Jim Wallis spoke at Seattle's First Baptist Church tonight on his latest book, The Great Awakening, and I wished more of my friends were there. He raises some profound questions about faith, government, and democracy that can be wrestled with regardless of where one falls on the religious or political spectrum.

Lots of thoughts are tumbling around, but one is lingering. Wallis responded to a question from the audience about national interest, and in his response declared we need a re-visioning of what national security means. He asked the question about who Jesus would torture here...Folks laughed at this, but I think he might be onto something. I mean, there was the time in the temple when Jesus got pretty mad and threw some tables, and that time when the disciples fell asleep and he was annoyed, although I think he was more sad than mad at that. But...the question is a good one.

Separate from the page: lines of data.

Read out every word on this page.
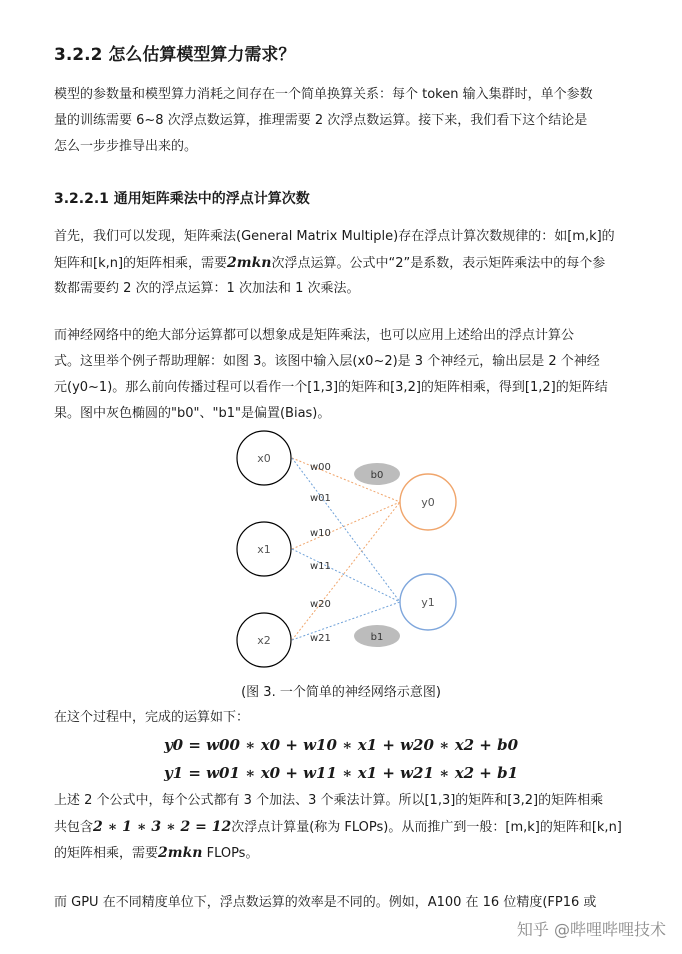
3.2.2 怎么估算模型算力需求？
模型的参数量和模型算力消耗之间存在一个简单换算关系：每个 token 输入集群时，单个参数
量的训练需要 6~8 次浮点数运算，推理需要 2 次浮点数运算。接下来，我们看下这个结论是
怎么一步步推导出来的。
3.2.2.1 通用矩阵乘法中的浮点计算次数
首先，我们可以发现，矩阵乘法(General Matrix Multiple)存在浮点计算次数规律的：如[m,k]的
矩阵和[k,n]的矩阵相乘，需要2mkn次浮点运算。公式中“2”是系数，表示矩阵乘法中的每个参
数都需要约 2 次的浮点运算：1 次加法和 1 次乘法。
而神经网络中的绝大部分运算都可以想象成是矩阵乘法，也可以应用上述给出的浮点计算公
式。这里举个例子帮助理解：如图 3。该图中输入层(x0~2)是 3 个神经元，输出层是 2 个神经
元(y0~1)。那么前向传播过程可以看作一个[1,3]的矩阵和[3,2]的矩阵相乘，得到[1,2]的矩阵结
果。图中灰色椭圆的"b0"、"b1"是偏置(Bias)。
x0
x1
x2
y0
y1
b0
b1
w00
w01
w10
w11
w20
w21
(图 3. 一个简单的神经网络示意图)
在这个过程中，完成的运算如下：
y0 = w00 ∗ x0 + w10 ∗ x1 + w20 ∗ x2 + b0
y1 = w01 ∗ x0 + w11 ∗ x1 + w21 ∗ x2 + b1
上述 2 个公式中，每个公式都有 3 个加法、3 个乘法计算。所以[1,3]的矩阵和[3,2]的矩阵相乘
共包含2 ∗ 1 ∗ 3 ∗ 2 = 12次浮点计算量(称为 FLOPs)。从而推广到一般：[m,k]的矩阵和[k,n]
的矩阵相乘，需要2mkn FLOPs。
而 GPU 在不同精度单位下，浮点数运算的效率是不同的。例如，A100 在 16 位精度(FP16 或
知乎 @哔哩哔哩技术
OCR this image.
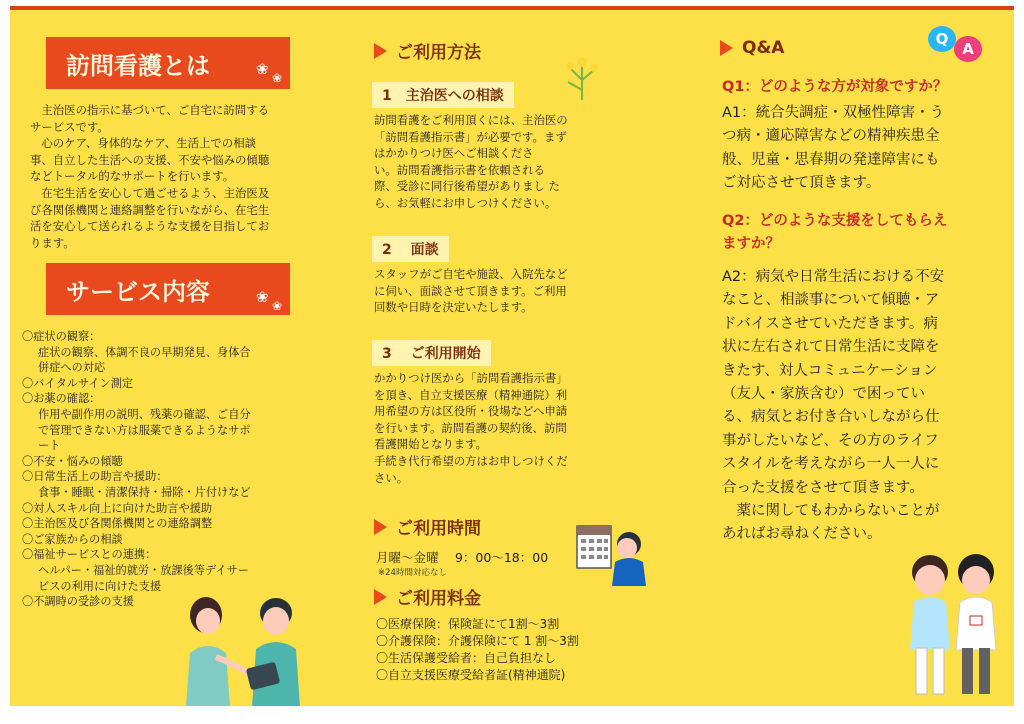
訪問看護とは	❀ ❀
　主治医の指示に基づいて、ご自宅に訪問する
サービスです。
　心のケア、身体的なケア、生活上での相談
事、自立した生活への支援、不安や悩みの傾聴
などトータル的なサポートを行います。
　在宅生活を安心して過ごせるよう、主治医及
び各関係機関と連絡調整を行いながら、在宅生
活を安心して送られるような支援を目指してお
ります。
サービス内容	❀ ❀
〇症状の観察：
症状の観察、体調不良の早期発見、身体合
併症への対応
〇バイタルサイン測定
〇お薬の確認：
作用や副作用の説明、残薬の確認、ご自分
で管理できない方は服薬できるようなサポ
ート
〇不安・悩みの傾聴
〇日常生活上の助言や援助：
食事・睡眠・清潔保持・掃除・片付けなど
〇対人スキル向上に向けた助言や援助
〇主治医及び各関係機関との連絡調整
〇ご家族からの相談
〇福祉サービスとの連携：
ヘルパー・福祉的就労・放課後等デイサー
ビスの利用に向けた支援
〇不調時の受診の支援
ご利用方法
1　主治医への相談
訪問看護をご利用頂くには、主治医の
「訪問看護指示書」が必要です。まず
はかかりつけ医へご相談くださ
い。訪問看護指示書を依頼される
際、受診に同行後希望がありまし た
ら、お気軽にお申しつけください。
2　 面談
スタッフがご自宅や施設、入院先など
に伺い、面談させて頂きます。ご利用
回数や日時を決定いたします。
3　 ご利用開始
かかりつけ医から「訪問看護指示書」
を頂き、自立支援医療（精神通院）利
用希望の方は区役所・役場などへ申請
を行います。訪問看護の契約後、訪問
看護開始となります。
手続き代行希望の方はお申しつけくだ
さい。
ご利用時間
月曜～金曜　 9：00～18：00
※24時間対応なし
ご利用料金
〇医療保険：保険証にて1割～3割
〇介護保険：介護保険にて 1 割～3割
〇生活保護受給者：自己負担なし
〇自立支援医療受給者証(精神通院)
Q&A	Q
A
Q1：どのような方が対象ですか？
A1：統合失調症・双極性障害・う
つ病・適応障害などの精神疾患全
般、児童・思春期の発達障害にも
ご対応させて頂きます。
Q2：どのような支援をしてもらえ
ますか？
A2：病気や日常生活における不安
なこと、相談事について傾聴・ア
ドバイスさせていただきます。病
状に左右されて日常生活に支障を
きたす、対人コミュニケーション
（友人・家族含む）で困ってい
る、病気とお付き合いしながら仕
事がしたいなど、その方のライフ
スタイルを考えながら一人一人に
合った支援をさせて頂きます。
　薬に関してもわからないことが
あればお尋ねください。
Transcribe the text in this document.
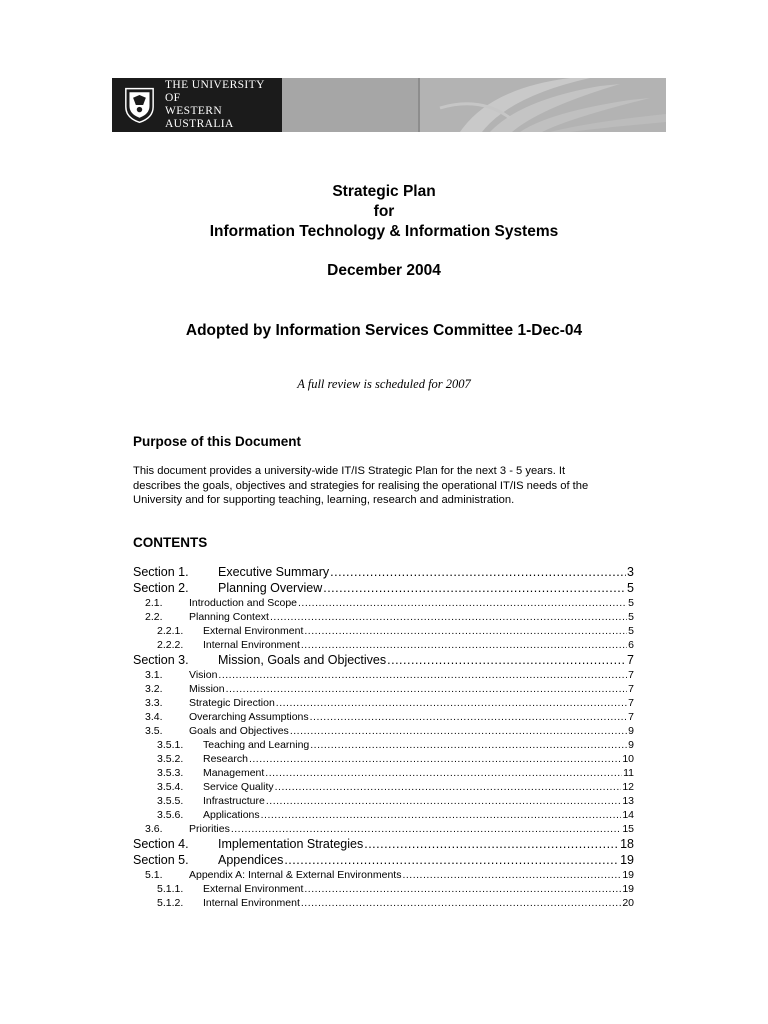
THE UNIVERSITY OF
WESTERN AUSTRALIA
Strategic Plan
for
Information Technology & Information Systems
December 2004
Adopted by Information Services Committee 1-Dec-04
A full review is scheduled for 2007
Purpose of this Document
This document provides a university-wide IT/IS Strategic Plan for the next 3 - 5 years. It
describes the goals, objectives and strategies for realising the operational IT/IS needs of the
University and for supporting teaching, learning, research and administration.
CONTENTS
Section 1.	Executive Summary .....	3
Section 2.	Planning Overview .....	5
2.1.	Introduction and Scope .....	5
2.2.	Planning Context .....	5
2.2.1.	External Environment .....	5
2.2.2.	Internal Environment .....	6
Section 3.	Mission, Goals and Objectives .....	7
3.1.	Vision .....	7
3.2.	Mission .....	7
3.3.	Strategic Direction .....	7
3.4.	Overarching Assumptions .....	7
3.5.	Goals and Objectives .....	9
3.5.1.	Teaching and Learning .....	9
3.5.2.	Research .....	10
3.5.3.	Management .....	11
3.5.4.	Service Quality .....	12
3.5.5.	Infrastructure .....	13
3.5.6.	Applications .....	14
3.6.	Priorities .....	15
Section 4.	Implementation Strategies .....	18
Section 5.	Appendices .....	19
5.1.	Appendix A: Internal & External Environments .....	19
5.1.1.	External Environment .....	19
5.1.2.	Internal Environment .....	20
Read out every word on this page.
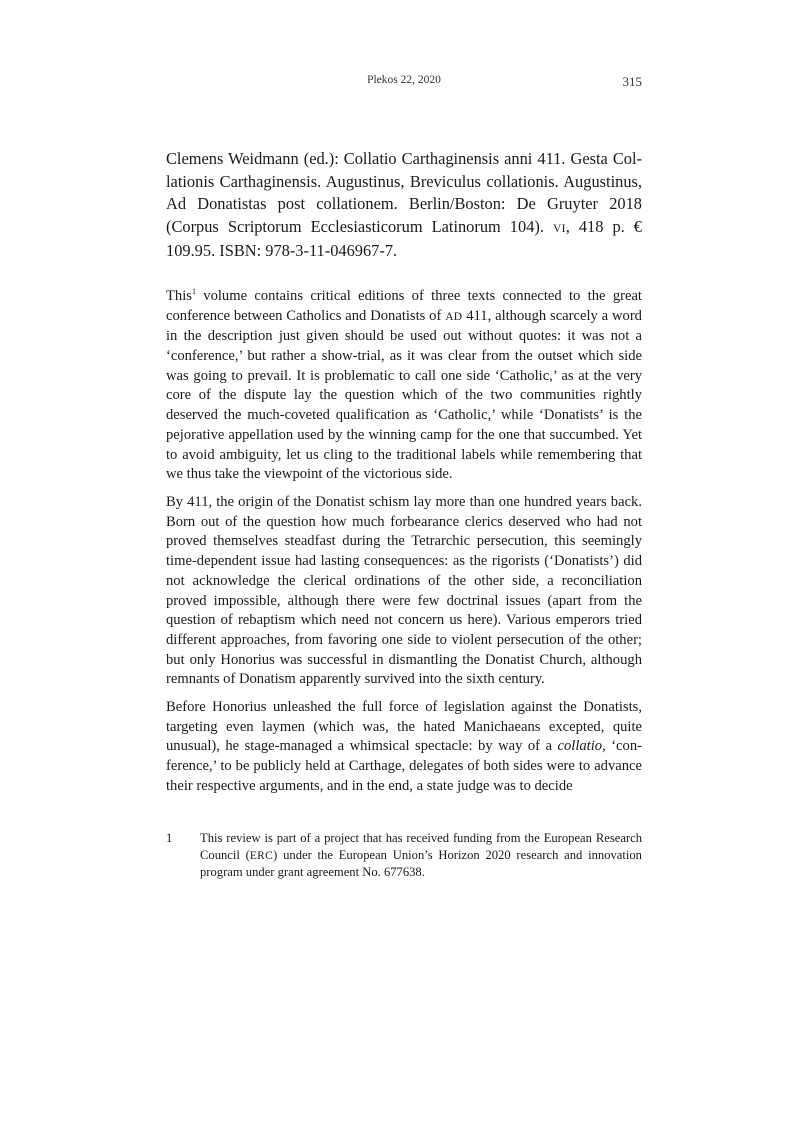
Plekos 22, 2020	315

Clemens Weidmann (ed.): Collatio Carthaginensis anni 411. Gesta Collationis Carthaginensis. Augustinus, Breviculus collationis. Augustinus, Ad Donatistas post collationem. Berlin/Boston: De Gruyter 2018 (Corpus Scriptorum Ecclesiasticorum Latinorum 104). VI, 418 p. € 109.95. ISBN: 978-3-11-046967-7.

This$^1$ volume contains critical editions of three texts connected to the great conference between Catholics and Donatists of AD 411, although scarcely a word in the description just given should be used out without quotes: it was not a ‘conference,’ but rather a show-trial, as it was clear from the outset which side was going to prevail. It is problematic to call one side ‘Catholic,’ as at the very core of the dispute lay the question which of the two communities rightly deserved the much-coveted qualification as ‘Catholic,’ while ‘Donatists’ is the pejorative appellation used by the winning camp for the one that succumbed. Yet to avoid ambiguity, let us cling to the traditional labels while remembering that we thus take the viewpoint of the victorious side.

By 411, the origin of the Donatist schism lay more than one hundred years back. Born out of the question how much forbearance clerics deserved who had not proved themselves steadfast during the Tetrarchic persecution, this seemingly time-dependent issue had lasting consequences: as the rigorists (‘Donatists’) did not acknowledge the clerical ordinations of the other side, a reconciliation proved impossible, although there were few doctrinal issues (apart from the question of rebaptism which need not concern us here). Various emperors tried different approaches, from favoring one side to violent persecution of the other; but only Honorius was successful in dismantling the Donatist Church, although remnants of Donatism apparently survived into the sixth century.

Before Honorius unleashed the full force of legislation against the Donatists, targeting even laymen (which was, the hated Manichaeans excepted, quite unusual), he stage-managed a whimsical spectacle: by way of a collatio, ‘conference,’ to be publicly held at Carthage, delegates of both sides were to advance their respective arguments, and in the end, a state judge was to decide

1 This review is part of a project that has received funding from the European Research Council (ERC) under the European Union’s Horizon 2020 research and innovation program under grant agreement No. 677638.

And this idea of hope, that hope is what's behind real change, that hope is what leads to the action of getting things done, hope is what sustains when you see what is possible but not currently happening. I can get with the hope piece. Wallis posits the big choice as being between hope and cynicism. I'm not sure this is a choice everybody has, but much of privileged America does have it.

2 comments:

Jen said...

I've been struggling with hope lately. Correction: struggling to hope. Strange considering that hopefulness has always seemed like a compulsion of mine. It feels weird to be without now. I liked this little bit that you through in near the end: "hope is what sustains when you see what is possible but not currently happening."

Gretzky said...

Hope is the thing with feathers, or something like that...it's a hard one. To really do it and not be a pollyanna or naive about things. Have you read Barbara Kingsolver's Animal Dreams? It's very worth reading...No answers, but it's good stuff.